In the past few weeks, Ripple has put considerable effort into bolstering its global regulatory team with the explicit intent to help educate policymakers on the crypto space as a whole.
Ripple recently expanded its global regulatory team with the establishment of the first dedicated GR office in Washington D.C. by any major blockchain company. Ripple also announced the addition of Craig Phillips to the Ripple’s Board of directors. Phillips was a “former Counselor to the Secretary at the U.S. Treasury Department.” Ripple’s regulatory expansion also included Susan Friedman as International Policy Counsel and Ron Hammond as manager of government relations.
This regulatory push was preceded by statements from Brad Garlinghouse when he appeared on the podcast titled Off the Chain with Anthony Pompliano:
“We live in a world of governments, that’s not going to change anytime soon.”
“What Ben Bernanke was saying, which I subscribe to, if you’re talking about G20 markets, to give up the ability for them to control their money supply is giving up their sovereignty. They’re gonna bring out the tanks before they give up their sovereignty. His point was basically, if what you are doing is threatening the sovereignty of a nation, that is a very high attack on a nation and they’re going to fight that aggressively.” … “They’re [the G20] not going to sit idly by and have their fiat and their ability to control monetary policy be disrupted.”

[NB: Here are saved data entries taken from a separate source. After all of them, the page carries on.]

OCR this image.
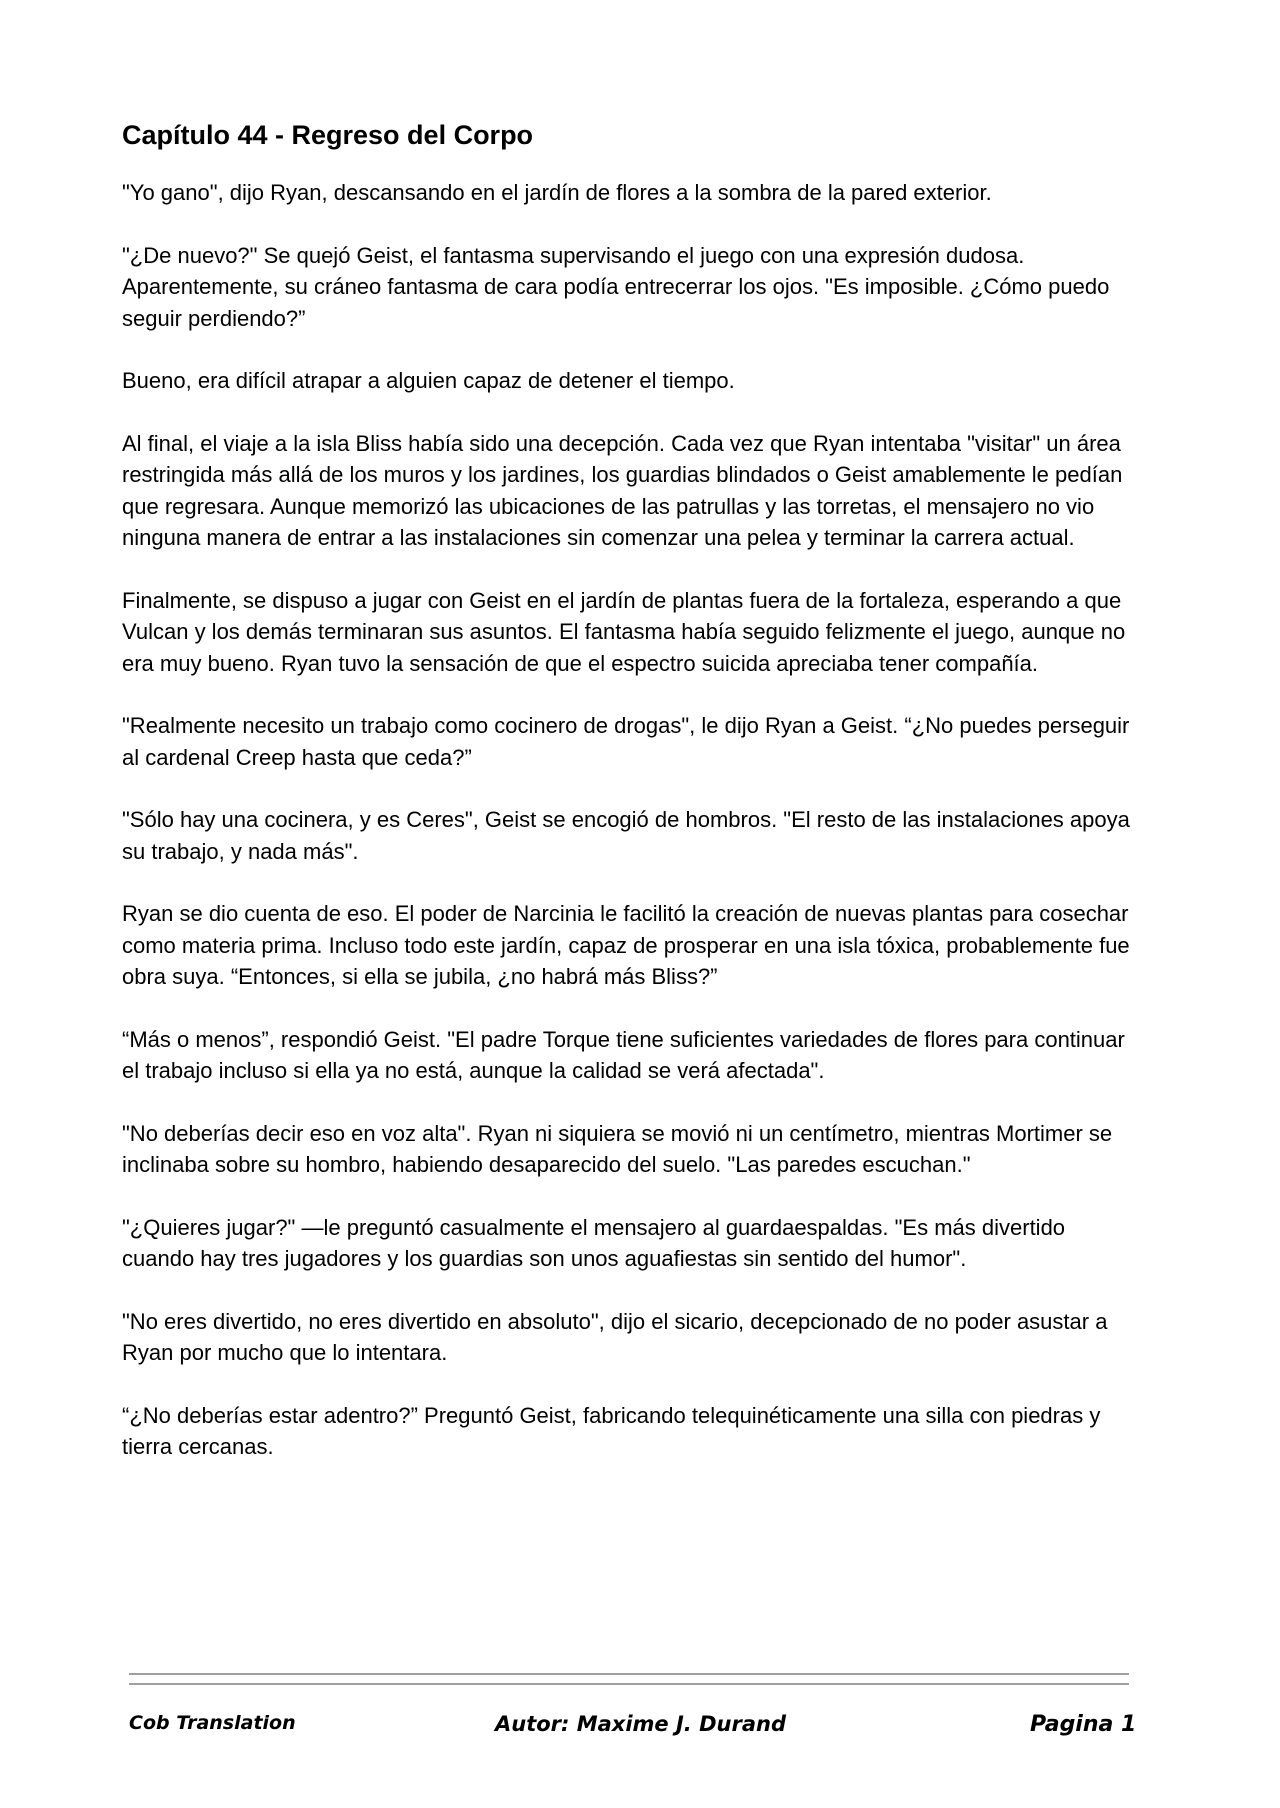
Capítulo 44 - Regreso del Corpo

"Yo gano", dijo Ryan, descansando en el jardín de flores a la sombra de la pared exterior.

"¿De nuevo?" Se quejó Geist, el fantasma supervisando el juego con una expresión dudosa. Aparentemente, su cráneo fantasma de cara podía entrecerrar los ojos. "Es imposible. ¿Cómo puedo seguir perdiendo?”

Bueno, era difícil atrapar a alguien capaz de detener el tiempo.

Al final, el viaje a la isla Bliss había sido una decepción. Cada vez que Ryan intentaba "visitar" un área restringida más allá de los muros y los jardines, los guardias blindados o Geist amablemente le pedían que regresara. Aunque memorizó las ubicaciones de las patrullas y las torretas, el mensajero no vio ninguna manera de entrar a las instalaciones sin comenzar una pelea y terminar la carrera actual.

Finalmente, se dispuso a jugar con Geist en el jardín de plantas fuera de la fortaleza, esperando a que Vulcan y los demás terminaran sus asuntos. El fantasma había seguido felizmente el juego, aunque no era muy bueno. Ryan tuvo la sensación de que el espectro suicida apreciaba tener compañía.

"Realmente necesito un trabajo como cocinero de drogas", le dijo Ryan a Geist. “¿No puedes perseguir al cardenal Creep hasta que ceda?”

"Sólo hay una cocinera, y es Ceres", Geist se encogió de hombros. "El resto de las instalaciones apoya su trabajo, y nada más".

Ryan se dio cuenta de eso. El poder de Narcinia le facilitó la creación de nuevas plantas para cosechar como materia prima. Incluso todo este jardín, capaz de prosperar en una isla tóxica, probablemente fue obra suya. “Entonces, si ella se jubila, ¿no habrá más Bliss?”

“Más o menos”, respondió Geist. "El padre Torque tiene suficientes variedades de flores para continuar el trabajo incluso si ella ya no está, aunque la calidad se verá afectada".

"No deberías decir eso en voz alta". Ryan ni siquiera se movió ni un centímetro, mientras Mortimer se inclinaba sobre su hombro, habiendo desaparecido del suelo. "Las paredes escuchan."

"¿Quieres jugar?" —le preguntó casualmente el mensajero al guardaespaldas. "Es más divertido cuando hay tres jugadores y los guardias son unos aguafiestas sin sentido del humor".

"No eres divertido, no eres divertido en absoluto", dijo el sicario, decepcionado de no poder asustar a Ryan por mucho que lo intentara.

“¿No deberías estar adentro?” Preguntó Geist, fabricando telequinéticamente una silla con piedras y tierra cercanas.

Cob Translation	Autor: Maxime J. Durand	Pagina 1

Ripple also formally joined the Blockchain Association, which is a group dedicated to working with and educating policymakers on blockchain and digital asset technologies.
UBRI Connect 2019:
UBRI stands for the University Blockchain Research initiative. It is a collaboration between Ripple and Universities around the world to support a variety of blockchain and fintech initiatives.
Ripple indicates that during the event their Global Head of Government Relations, Michelle Bond led a talk with Kristin Smith, the director of the Blockchain Association about legislative developments and the importance of working with and educating policymakers:
“Yet, as Smith discusses, “when a new transformative technology comes along, it takes time for the regulations to keep pace.” In the U.S. and abroad, it’s important for policymakers to be armed with industry knowledge to help them shape conditions that will enable technological innovation to thrive. The mission of the Blockchain Association and its members, which includes Ripple, is to be a unified voice of the blockchain industry and to educate and collaborate with policymakers to advance trust, transparency and safety of distributed technologies and services.”
Regulators are often not technologically inclined. Some might remember the statement describing the internet as a “series of tubes” by Senator Ted Stevens. Part of the reason for these odd statements is that it can take a lifetime to accrue an understanding by policymakers of our legal frameworks, governance traditions, and any other aspect of legislation or governance. This is at odds with the rapid, transformative, and exponential growth that we see with new technologies. Technically sophisticated individuals also, unfortunately, tend to be so odd that they’re unelectable.
Politics and technology are distinct fields that often clash together as new technologies begin to push boundaries and open up new possibilities that our laws either don’t have an existing framework to draw upon or a legal framework exists that is out of date or overly restrictive given the nature of a new technology. Often the birth, development, and use of new technology like XRP outpaces an institution’s ability to field the requisite experts that both understand the law and technology well enough to craft desirable legislation. Legislators are vulnerable to disinformation, and Ripple’s new push towards educating and collaborating with policymakers is aimed at informing Senators and members of the House and inoculating them against overly simplistic statements that attempt to paint the whole cryptospace as a medium of exchange for drug dealers and criminals.
From the UBRI Connect summary released by Ripple:
“In conversations, policymakers express concern stemming from a lack of understanding. “But once you educate and get to the point of clarity, there is increased interest in trying to find the right public policy solutions in order to fix today’s problems,” says Smith.”
The hope is to prevent less technically inclined regulators from falling into crypto’s own version of the “series of tubes” statements. We saw some of this with the grilling of mark Zuckerberg in Congress by Democratic Representative Brad Sherman when he stated: “You’re trying to help those for whom the dollar is not a good currency – drug dealers, terrorists, tax evaders.”
The entirety of Representative Sherman’s statement is found between 1:00:56-1:06:11 in the above video.
Considering Garlinghouse’s earlier statements about sovereignty, it also likely that Ripple intends to make the argument to policymakers that not all in the cryptocurrency ecosystem want to supplant national currency and monetary policy, and that companies like Ripple plan to work within the existing global framework. Hopefully, a push towards educating lawmakers will make statements like Senator Sherman’s less common and will enable Congress to pass laws that allow companies like Ripple and cryptocurrencies like XRP, BTC, and ETH to flourish in the United States absent unnecessary regulatory hurdles and false statements by legislators that cryptocurrencies are dominated solely by illicit activities.